I did not know this word. I looked it up in a dictionary (link here), but did not find it, and a Google search did not turn up anything, either.


----------



## terepere

Hi everyone!

If river wad- became gua- in Spanish as it is commonly known (Guadalquivir,Guadalajara, Guadiana) it is only natural that wadd´a became "guata". I keep searching for an authorised opinion on the matter: I have found guata among several lists of "arabisms" used in Spanish. But it seems that no one has ever written a thesis on the subject!!

Interesting theory about the Portuguese taking the word and the cotton into Japan from India.


----------



## psxws

to revive an old thread:

I think that ouate, etc. does come from a Germanic source. See for example:

http://books.google.com/books?id=OH...um=4&ved=0CCcQ6AEwAw#v=onepage&q=vata&f=false

which links it to OHG wat, a weed, garment.

The explanations on wiktionary for ouate and related were not satisfactory . On the French project, for example:

De l’arabe wadd’a (« mettre », employé au sens de « garnir un vêtement ») mais l’hypothèse est encore mal fondée [1] car les mots de l’espagnol qui en dérivent (bata et guata) le sont tardivement.

(Pretty much the reason I wasn't convinced of it either)

It gives as related the German Watte, which (on the English wiktionary) gives the etymology as Dutch watten. Ultimately I think it is all derived from that Germanic root. As to the reasoning that cotton doesn't come from that part of the world: that's not that relevant because the word could originally have referred to something else, in this example a weed, and then later came to be applied to cotton.

I think this is much more satisfactory than the alleged connection to Arabic for ouate specifically.
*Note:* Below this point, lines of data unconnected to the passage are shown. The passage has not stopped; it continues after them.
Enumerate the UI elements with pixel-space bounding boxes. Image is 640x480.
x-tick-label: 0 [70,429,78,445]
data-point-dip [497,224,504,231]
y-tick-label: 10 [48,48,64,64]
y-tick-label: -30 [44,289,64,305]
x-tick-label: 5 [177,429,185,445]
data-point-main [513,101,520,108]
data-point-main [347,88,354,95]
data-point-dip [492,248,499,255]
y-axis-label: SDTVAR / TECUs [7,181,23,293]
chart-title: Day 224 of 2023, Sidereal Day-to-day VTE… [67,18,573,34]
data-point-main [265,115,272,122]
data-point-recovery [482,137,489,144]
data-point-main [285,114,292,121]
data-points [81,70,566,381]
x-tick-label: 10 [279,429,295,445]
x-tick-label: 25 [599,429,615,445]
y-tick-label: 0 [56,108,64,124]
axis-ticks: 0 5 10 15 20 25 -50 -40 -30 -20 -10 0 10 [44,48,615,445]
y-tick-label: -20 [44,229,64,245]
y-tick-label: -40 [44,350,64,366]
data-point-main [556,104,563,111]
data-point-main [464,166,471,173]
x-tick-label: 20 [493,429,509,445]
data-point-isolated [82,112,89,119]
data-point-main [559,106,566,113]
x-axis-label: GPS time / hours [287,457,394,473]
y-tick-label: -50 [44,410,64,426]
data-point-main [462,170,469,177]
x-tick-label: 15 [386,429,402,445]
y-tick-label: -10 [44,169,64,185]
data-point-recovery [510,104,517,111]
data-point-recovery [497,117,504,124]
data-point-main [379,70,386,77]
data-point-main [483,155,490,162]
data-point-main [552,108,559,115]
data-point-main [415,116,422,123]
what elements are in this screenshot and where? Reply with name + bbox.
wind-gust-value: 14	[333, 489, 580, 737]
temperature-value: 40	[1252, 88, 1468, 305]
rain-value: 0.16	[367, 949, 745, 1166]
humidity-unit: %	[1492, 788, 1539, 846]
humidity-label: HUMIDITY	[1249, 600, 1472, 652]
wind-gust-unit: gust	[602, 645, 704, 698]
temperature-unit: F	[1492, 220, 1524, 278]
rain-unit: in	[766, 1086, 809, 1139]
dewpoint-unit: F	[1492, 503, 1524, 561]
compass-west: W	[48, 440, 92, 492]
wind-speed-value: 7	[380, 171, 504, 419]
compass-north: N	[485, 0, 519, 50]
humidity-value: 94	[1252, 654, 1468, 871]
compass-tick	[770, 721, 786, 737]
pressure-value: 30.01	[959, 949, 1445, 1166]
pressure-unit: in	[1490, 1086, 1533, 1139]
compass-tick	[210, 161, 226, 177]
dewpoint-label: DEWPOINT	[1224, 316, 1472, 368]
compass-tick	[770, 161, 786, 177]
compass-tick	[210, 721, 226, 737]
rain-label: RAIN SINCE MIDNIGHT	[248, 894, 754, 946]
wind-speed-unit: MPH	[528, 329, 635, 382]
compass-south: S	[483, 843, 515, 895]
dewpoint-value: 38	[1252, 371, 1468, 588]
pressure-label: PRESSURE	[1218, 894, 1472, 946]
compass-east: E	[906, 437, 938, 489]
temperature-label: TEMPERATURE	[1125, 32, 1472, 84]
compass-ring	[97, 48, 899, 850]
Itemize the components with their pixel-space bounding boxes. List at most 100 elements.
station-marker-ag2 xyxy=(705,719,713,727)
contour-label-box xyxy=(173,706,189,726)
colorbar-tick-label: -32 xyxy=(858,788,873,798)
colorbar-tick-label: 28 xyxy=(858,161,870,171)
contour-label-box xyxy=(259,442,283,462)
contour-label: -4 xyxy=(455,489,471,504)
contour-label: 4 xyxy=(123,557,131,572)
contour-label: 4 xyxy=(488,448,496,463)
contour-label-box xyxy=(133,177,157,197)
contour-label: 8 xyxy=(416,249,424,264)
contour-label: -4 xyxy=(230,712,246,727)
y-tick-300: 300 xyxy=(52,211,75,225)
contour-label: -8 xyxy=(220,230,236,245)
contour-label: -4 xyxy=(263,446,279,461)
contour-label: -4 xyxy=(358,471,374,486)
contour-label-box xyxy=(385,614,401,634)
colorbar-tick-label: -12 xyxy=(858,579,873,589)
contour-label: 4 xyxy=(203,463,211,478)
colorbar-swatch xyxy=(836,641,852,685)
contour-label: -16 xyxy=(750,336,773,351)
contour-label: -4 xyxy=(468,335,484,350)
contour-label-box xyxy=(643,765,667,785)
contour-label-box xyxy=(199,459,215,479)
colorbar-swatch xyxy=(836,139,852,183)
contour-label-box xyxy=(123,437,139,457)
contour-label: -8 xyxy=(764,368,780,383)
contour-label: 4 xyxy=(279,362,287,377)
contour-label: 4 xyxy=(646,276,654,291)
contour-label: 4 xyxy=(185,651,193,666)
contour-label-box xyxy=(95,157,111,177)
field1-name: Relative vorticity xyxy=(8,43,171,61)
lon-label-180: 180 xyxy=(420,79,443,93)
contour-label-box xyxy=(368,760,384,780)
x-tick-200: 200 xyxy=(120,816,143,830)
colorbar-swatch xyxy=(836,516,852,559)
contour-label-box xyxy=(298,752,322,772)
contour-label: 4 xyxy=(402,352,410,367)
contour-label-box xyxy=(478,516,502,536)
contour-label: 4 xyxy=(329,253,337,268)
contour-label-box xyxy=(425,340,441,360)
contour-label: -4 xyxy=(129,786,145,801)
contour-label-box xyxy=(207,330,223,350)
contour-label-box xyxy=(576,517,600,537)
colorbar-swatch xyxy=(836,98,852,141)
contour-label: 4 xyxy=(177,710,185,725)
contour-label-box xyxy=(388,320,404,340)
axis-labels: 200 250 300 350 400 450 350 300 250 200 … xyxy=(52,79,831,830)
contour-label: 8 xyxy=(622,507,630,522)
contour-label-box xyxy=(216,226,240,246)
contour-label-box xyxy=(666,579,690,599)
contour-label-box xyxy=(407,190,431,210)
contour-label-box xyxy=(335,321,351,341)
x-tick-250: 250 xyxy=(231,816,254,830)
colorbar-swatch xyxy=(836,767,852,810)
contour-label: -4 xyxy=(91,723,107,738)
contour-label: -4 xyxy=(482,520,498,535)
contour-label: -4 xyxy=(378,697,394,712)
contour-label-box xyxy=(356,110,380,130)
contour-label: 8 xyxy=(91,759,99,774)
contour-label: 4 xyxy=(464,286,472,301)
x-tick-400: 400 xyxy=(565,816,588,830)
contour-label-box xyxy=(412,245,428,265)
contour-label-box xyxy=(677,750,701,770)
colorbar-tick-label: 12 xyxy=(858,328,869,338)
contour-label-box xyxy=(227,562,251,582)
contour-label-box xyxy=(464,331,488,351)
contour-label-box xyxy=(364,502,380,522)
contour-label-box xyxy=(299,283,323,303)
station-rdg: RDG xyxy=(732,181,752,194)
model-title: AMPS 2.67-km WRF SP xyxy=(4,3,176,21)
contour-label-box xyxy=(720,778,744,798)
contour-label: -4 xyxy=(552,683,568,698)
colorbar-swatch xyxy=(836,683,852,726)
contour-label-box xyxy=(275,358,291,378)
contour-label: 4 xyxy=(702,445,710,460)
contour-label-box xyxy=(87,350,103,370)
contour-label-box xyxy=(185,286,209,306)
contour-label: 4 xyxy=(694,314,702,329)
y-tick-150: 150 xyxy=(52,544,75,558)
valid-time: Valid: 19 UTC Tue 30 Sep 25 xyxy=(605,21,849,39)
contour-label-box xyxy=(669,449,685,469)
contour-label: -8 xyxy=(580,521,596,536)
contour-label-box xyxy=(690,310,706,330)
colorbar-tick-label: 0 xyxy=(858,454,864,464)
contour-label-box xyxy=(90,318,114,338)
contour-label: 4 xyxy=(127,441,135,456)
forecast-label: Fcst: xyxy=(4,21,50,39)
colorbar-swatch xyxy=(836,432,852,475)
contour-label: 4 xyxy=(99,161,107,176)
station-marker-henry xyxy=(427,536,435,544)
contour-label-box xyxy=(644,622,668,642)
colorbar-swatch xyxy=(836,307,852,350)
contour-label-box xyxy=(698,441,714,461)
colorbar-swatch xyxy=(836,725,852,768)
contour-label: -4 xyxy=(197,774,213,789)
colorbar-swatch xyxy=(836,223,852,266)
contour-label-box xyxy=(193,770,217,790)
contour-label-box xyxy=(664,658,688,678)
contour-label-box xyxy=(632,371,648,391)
Cotton and algodon obviously come from Arabic, however.

And the reason I even looked into this is because apparently ouate is the source for the word bata in Spanish. Interesting.


----------



## Aoyama

Yes, thank you for reviving this (somewhat) old thread, that after some debate, didn't come to a definite conclusion.
I follow you on some German connection (Watte and also English wad) which would refer more to the function or the aspect than to the actual thing.
But let's not forget that the primary aim of my question/thread was to find out where from and how did the word "wata"[men] _come into Japanese_. _Men_ comes from Chinese _mian_ (_wata _does not exist in Chinese). I had thought that there could have been a link with the Silk Road, Moslem and Arabic traders having come to China through this route ,around the 8th - 11th century, roughly the period when the word entered Japanese. So, two possible routes, by land (Silk Road, Moslem traders, many from Syria, Irak and Persia), or by sea, Arabic travelers possible but more likely Portuguese or Spaniards (Dutch, English and Germans came later, in the 18th century), the problem being that in that case, it would be the end of the 16th century ...


----------